AnyConnect is an extra license. If you want the IDS/IPS things, those are usually extra too.
I evaluated Check Point, Palo Alto, and Fortinet, but Cisco won the race. Since we were already running most of our other networking with Cisco, it felt natural to land on Cisco.
I would rate the solution as 10 out of 10.
We are a solution provider and the Cisco ASA Firewall is one of the security products that we implement for our customers. My clients use it for security, and also to establish VPN connections.
My client is in the financial sector and all of the connections are doing using the VPN. This type of access makes the connections more secure.
The most important feature is the VPN connection.
My clients also use the antimalware features and the scan is very good. It also supports packet inspection and IPS.
Cisco ASA is easy to configure.
The integration with the security features is something that I like.
The SecureX ASA administration platform should be improved.
The orchestration of modules should be improved.
I would like to see the inclusion of a protocol that can be used to protect databases. This would be a good feature to have added.
We have been working with the Cisco ASA Firewall for approximately three years.
I have not had problems with stability, although I have had some small issues with bugs. In general, I can operate without a problem.
It is very easy to scale this product. With SMC, you can control all levels of ASA in a central console. You can simply add a new ASA firewall to protect your network, and you will be able to control it.
We have approximately 300 users.
My clients for this solution are medium-sized organizations.
I have not been in contact with technical support but I use the implementation guide. I have also used the community support and I think that it's okay. The information that I received about the configuration was good.
Prior to Cisco ASA, my client was using Fortinet FortiGate. They switched because there were complaints about the connection being slow.

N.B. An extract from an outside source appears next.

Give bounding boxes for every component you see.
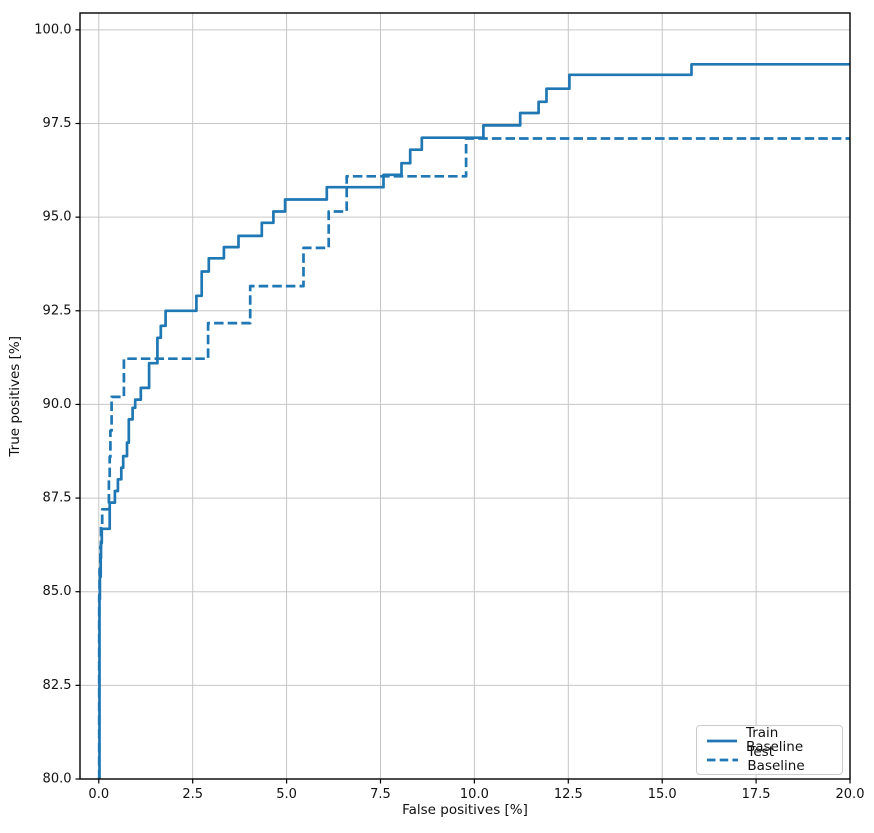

The complexity of the setup depends on the needs and requirements of the client.
When a client does not know exactly what is needed, the complexity increases because the configuration is not clear. You really have to have a good understanding of what the client needs before configuring it.
If the model does not have SMC then it is complex to configure.

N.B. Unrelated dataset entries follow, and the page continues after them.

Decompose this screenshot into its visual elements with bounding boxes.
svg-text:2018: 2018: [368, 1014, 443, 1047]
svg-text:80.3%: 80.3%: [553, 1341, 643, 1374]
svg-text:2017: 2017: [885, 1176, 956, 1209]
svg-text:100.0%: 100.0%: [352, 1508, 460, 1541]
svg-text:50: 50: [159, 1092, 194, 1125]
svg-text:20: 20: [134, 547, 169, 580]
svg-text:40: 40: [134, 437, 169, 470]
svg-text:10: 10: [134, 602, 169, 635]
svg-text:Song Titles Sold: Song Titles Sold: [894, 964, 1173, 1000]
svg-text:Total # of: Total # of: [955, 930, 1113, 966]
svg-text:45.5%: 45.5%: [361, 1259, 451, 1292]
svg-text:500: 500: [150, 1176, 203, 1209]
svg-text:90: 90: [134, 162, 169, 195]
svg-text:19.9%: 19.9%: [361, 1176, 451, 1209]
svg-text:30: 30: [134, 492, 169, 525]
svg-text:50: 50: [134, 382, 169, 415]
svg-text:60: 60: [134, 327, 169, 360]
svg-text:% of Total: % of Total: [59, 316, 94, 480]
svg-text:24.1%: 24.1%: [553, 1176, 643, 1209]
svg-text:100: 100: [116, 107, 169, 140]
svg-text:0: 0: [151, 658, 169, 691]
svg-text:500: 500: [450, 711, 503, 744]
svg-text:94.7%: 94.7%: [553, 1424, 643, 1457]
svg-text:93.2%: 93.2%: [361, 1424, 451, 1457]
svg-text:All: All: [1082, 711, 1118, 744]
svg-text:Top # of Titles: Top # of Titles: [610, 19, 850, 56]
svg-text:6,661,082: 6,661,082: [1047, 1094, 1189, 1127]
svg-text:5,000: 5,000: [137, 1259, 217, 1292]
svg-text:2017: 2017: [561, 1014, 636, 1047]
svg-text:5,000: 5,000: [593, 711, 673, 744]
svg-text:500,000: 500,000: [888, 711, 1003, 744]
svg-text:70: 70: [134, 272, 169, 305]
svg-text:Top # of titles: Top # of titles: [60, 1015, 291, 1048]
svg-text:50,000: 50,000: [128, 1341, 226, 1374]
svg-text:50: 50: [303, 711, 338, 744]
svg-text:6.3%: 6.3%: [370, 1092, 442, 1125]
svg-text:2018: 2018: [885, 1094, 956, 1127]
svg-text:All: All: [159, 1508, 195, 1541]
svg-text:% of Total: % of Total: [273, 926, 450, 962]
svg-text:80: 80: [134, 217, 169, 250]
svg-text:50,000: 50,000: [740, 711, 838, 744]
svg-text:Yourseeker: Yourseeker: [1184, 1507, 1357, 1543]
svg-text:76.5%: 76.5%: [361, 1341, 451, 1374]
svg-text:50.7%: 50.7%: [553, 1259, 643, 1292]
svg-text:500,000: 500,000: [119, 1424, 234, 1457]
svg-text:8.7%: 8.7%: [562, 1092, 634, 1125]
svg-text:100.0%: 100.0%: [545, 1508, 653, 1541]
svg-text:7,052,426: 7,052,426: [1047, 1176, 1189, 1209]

The length of time for deployment also depends on the requirements, but it will usually take between three days and one week.
This is an expensive product, although when you buy this solution, you can do many things so it provides good value for the investment.
My clients did evaluate other options but ultimately chose this product. Other than the VPN connection, I don't know the reasons for this decision.
I can recommend this product because it is one of the most stable firewalls on the market. The suitability, however, depends on the environment and what is needed.
I would rate this solution an eight out of ten.